Risale-i nurlardan istifade edip imanını kuvvetlendirenlere,
imanlarını taklitten tahkike çevirenlere elbette pek çok müjdeler vardır. En
birinci müjde de tahkiki iman sahiplerinin ahirete imanla göçecekleridir. Zira
tahkiki iman o kadar kuvvetlidir ki şeytanın vesveseleri artık ona yetişemez.
Demek Risale-i nurlar tahkiki imanı kazandırır ve ehl-i sünnet itikadını
yerleştirir.
Risale-i nurlardan istifade edenlere bu büyük müjdelerin
yanında küçük bir faydasından daha bahsedeceğim. Bediüzzaman Hz.leri
eserlerinde çok Arapça kelime kullanmıştır. İlk anda bu özellik eserlerin anlaşılmasını da zorlaştırmıştır.
Ancak bizler günlük hayatımızda da pek çok Arapça kelime kullanmaktayız.
Bunların yanında her gün beş defa duyduğumuz ezan Arapça’dır, okuduğumuz veya
devamlı dinlediğimiz Kur’an Arapça’dır, namazlarda okuduğumuz sureler
Arapça’dır ve ha keza. Bizler Arapça ile iç içeyiz. Risale-i nurları okuyanlar
ise çok daha fazla Arapça’ya yakındırlar.
İşte müjdem bu; bir dil bir insan, iki dil iki insan.
Öyleyse sizler kolayca hiç olmazsa okuduğunuz ayetleri anlayacak kadar veya bir
ihtiyacınızı görecek kadar Arapça’yı kolayca öğrenebilirsiniz. Özellikle hac veya
umreye gittiğinizde bunu ne kadar lazım olduğunu göreceksiniz. Şahsen ben
kendim kısa bir süredir Arapça çalışıyorum. Kısa sürede oldukça mesafe kat
ettiğimi söyleyebilirim.
Yeri gelmişken şunu da söylemeliyiz. Aslında bu Müslüman
ülkede okullarda genel olarak okutulması gereken dil Arapça’dır. Emekli bir
İngilizce öğretmeni olarak bunu söylüyorum. Çünkü insanımız Arapça ile iç
içedir. Kolayca öğrenebilir. İngilizce öğrenimindeki başarısızlık ise herkesin
kabul ettiği bir gerçektir. Suç ne öğrencidedir nede öğretmenlerde. Günlük
hayatta karşılaşılmayan veya kullanılmayan dil öğrenilemez. Kısaca
kullanılmayan dil öğrenilemez. Bu gerçek nedense ülkemizde bir türlü
anlaşılamamıştır.
Elbette İngilizce bir dünya dilidir ve bir ilim dilidir ve
öğretilmelidir. Fakat ihtiyacı olacaklara, ilim yapacaklara, lazım olanlara.

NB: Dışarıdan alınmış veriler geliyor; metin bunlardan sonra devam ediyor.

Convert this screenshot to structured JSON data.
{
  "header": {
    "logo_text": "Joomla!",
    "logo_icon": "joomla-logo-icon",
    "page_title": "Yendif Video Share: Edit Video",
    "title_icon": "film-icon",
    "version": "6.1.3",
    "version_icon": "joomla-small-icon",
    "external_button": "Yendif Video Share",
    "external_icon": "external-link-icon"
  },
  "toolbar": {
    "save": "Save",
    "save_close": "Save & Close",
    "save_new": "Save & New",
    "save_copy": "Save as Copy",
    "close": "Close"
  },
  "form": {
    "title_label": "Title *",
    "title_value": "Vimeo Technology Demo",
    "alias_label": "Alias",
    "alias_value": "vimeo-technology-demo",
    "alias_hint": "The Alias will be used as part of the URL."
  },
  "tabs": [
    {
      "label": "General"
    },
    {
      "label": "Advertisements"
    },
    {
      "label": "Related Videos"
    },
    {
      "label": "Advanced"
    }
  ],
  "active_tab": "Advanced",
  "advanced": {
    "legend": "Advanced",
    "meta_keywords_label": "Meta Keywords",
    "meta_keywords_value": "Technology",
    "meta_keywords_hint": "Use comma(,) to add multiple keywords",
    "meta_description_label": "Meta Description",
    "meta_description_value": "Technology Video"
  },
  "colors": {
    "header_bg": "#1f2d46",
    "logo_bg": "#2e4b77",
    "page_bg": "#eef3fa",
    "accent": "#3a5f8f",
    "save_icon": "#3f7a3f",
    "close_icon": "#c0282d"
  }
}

Hatta ülkemizde ihtiyaç olacak dilleri ihtiyaç miktarı öğretmek ve bu dilleri
bilenleri yetiştirmek devletin bir vazifesidir. Bizim bahsettiğimiz umumi olarak
herkese Arapça öğretilmeli, isteyenlere, ileride ihtiyacı olacaklara da
İngilizce.
En azından şu yapılmalıdır. Umumi olarak bütün öğrencilere
İngilizce öğretilmesinden vazgeçilse, yabancı dil mecburi olmaktan çıkarılıp
isteğe bağlı olsa, ileride ihtiyacı olacaklara, kariyer yapacaklara isteğe
bağlı olarak öğretilse; ihtiyacı olanlar, öğrenmek isteyenler aynı sınıfta olsa
dil öğretiminde çok daha başarılı olunacağına inanıyorum.
Artık her meselede akılla, mantıkla hareket etme zamanı
gelmiştir. İlerleyen ülkeler hep bunu yapmışlardır. Bizler ise statükodan bir
türlü kurtulamıyoruz. Gelin artık “yeter” diyelim.